He approached, saying, "Bitsy, dear, I was doing some business in the neighborhood and saw everyone standing outside. What's going on?" He would have been quite handsome if he hadn't been smirking.
Bitsy's face hardened. "Neville. How coincidental that you are here. Something tells me you know exactly what's going on."
The man looked genuinely surprised. Or maybe it was a good act, Jane thought.
"How would I know what you're up to? Is this a picnic of some sort?"
"Neville, go away. You're not welcome here," Bitsy said and turned her back on him.
Grinning again, he approached Jane and Shelley. "What do you ladies do? Stencil cute little designs around the tops of the rooms? I'm Bitsy's ex-husband. The man whose hard-earned money is financing this idiocy. Much against my will, I might say."
Before Shelley could draw breath to tell him off, Bitsy screamed, "Neville, leave my friends alone. If you don't get out of here this instant, I'm calling the police."

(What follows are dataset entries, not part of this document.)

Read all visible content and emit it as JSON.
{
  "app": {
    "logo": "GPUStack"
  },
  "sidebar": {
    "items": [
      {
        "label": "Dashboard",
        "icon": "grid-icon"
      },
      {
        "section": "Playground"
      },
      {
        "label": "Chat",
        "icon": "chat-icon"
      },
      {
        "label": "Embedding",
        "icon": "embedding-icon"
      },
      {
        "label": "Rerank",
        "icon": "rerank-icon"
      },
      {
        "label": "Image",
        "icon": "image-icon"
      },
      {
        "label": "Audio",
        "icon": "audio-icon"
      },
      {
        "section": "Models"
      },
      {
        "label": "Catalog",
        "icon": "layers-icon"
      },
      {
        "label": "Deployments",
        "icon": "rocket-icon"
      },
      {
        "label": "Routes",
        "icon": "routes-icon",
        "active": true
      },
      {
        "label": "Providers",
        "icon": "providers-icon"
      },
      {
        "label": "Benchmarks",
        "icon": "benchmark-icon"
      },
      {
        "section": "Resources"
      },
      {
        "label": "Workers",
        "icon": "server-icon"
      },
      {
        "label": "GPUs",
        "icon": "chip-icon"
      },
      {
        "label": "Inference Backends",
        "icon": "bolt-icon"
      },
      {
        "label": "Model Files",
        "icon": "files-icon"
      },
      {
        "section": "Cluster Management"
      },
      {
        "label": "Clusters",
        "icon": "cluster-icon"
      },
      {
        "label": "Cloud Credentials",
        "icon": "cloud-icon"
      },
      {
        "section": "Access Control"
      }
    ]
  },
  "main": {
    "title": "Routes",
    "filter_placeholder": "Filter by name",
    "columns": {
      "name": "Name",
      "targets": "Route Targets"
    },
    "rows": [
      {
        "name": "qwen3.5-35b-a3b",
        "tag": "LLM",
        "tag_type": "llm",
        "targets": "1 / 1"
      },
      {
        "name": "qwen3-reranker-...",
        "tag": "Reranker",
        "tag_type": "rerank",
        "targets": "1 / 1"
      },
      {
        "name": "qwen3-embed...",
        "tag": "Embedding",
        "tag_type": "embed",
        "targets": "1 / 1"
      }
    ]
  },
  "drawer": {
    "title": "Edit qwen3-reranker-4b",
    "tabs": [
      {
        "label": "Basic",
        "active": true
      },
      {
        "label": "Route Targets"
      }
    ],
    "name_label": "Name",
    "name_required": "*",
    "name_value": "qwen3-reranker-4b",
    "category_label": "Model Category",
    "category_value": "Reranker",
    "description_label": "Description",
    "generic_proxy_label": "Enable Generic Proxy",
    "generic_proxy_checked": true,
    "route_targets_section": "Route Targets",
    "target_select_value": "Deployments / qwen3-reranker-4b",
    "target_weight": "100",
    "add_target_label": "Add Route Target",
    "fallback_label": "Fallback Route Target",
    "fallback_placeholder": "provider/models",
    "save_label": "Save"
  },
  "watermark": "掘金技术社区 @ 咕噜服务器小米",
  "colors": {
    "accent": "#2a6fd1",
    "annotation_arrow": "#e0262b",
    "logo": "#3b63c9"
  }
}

He bowed to her with mock respect and turned and slowly, arrogantly, let his driver open the door for him. "Have fun, dear," he said before it closed.
Bitsy actually stomped her feet like a child getting ready to have a tantrum.
Jane and Shelley strolled away. "She's tougher than I suspected," Jane said, chuckling. "I don't think this is the day we want to put her over the edge."
Eight
When jane and Shelley returned home, Shelley said, "I think we ought to just stay away until the stink's gone."
"Okay by me. There's no rush," Jane replied.
"It'll give me time to write up a new contract," Shelley said.
"You're starting over?"
"From scratch. It's going to be a big job to rekey the whole thing into the computer. Making it fair is only one part. Trying to figure out how to make the sentence fragments make sense is another, and the third is correcting the grammar and spelling."